Today, SunPower is arguing for increased integration with the acquisition of SolarBridge Technologies, Inc., an integrated microinverter company. SunPower will use this technology, which converts direct current (DC) generated by a single solar PV panel into alternating current (AC), to develop next-generation microinverters for use with SunPower’s high-efficiency solar panels.

Based in Austin, Texas, SolarBridge has developed an innovative, highly reliable microinverter solution that creates roof-ready AC solar panels. Panels with these factory-integrated microinverters can be directly installed, eliminating the need to mount or assemble additional components on the roof or the side of a home, and helping to reduce the soft costs of installation.

“SunPower’s acquisition of SolarBridge and its high performance microinverter technology will allow us to develop a differentiated product specifically optimized for our high efficiency solar panels,” said Tom Werner, SunPower president and CEO. “This is the beginning of integrating electronics into our world-class solar panel technology. In this case, the combined result will provide our residential customers with an elegant, reliable and complete solution that fits their home specifications, including system design flexibility, ease of installation and maintenance, and improved overall aesthetics.”

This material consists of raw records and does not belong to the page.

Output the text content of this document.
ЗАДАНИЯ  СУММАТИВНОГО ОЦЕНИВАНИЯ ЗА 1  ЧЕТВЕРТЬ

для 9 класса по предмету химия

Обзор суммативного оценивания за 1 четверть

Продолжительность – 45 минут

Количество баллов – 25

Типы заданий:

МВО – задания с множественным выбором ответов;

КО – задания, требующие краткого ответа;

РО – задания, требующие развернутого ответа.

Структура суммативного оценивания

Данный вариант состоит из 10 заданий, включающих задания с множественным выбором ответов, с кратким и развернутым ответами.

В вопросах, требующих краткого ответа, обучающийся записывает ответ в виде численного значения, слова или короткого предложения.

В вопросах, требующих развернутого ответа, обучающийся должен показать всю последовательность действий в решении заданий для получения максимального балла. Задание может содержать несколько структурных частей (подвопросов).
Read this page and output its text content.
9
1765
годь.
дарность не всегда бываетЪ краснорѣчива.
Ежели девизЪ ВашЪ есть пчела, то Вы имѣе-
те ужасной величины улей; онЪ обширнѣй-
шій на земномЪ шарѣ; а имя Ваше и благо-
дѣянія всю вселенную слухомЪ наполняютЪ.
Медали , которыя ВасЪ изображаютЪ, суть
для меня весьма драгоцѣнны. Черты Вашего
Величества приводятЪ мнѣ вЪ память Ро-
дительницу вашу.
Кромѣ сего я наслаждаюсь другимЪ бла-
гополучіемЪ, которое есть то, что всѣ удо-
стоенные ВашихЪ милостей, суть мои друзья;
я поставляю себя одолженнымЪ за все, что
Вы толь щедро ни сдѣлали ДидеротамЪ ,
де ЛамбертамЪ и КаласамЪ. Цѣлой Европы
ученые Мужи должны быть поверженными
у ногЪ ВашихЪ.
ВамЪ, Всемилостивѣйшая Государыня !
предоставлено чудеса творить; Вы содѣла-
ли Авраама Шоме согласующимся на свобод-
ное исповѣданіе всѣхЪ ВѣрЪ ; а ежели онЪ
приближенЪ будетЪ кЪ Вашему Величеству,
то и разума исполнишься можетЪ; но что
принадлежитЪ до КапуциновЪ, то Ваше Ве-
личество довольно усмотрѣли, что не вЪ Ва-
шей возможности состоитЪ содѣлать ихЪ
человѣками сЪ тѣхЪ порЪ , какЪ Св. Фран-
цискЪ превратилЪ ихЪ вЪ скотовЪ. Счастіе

With AC solar panels, the power generated by the solar system is optimized and monitored at each solar panel to ensure maximum energy production. The panels provide design and installation flexibility, and are suited for a wide variety of system and rooftop configurations. AC solar panels also help reduce soft costs associated with solar installations, including labor, permitting, and customer acquisition costs, which represent a significant portion of the overall system cost.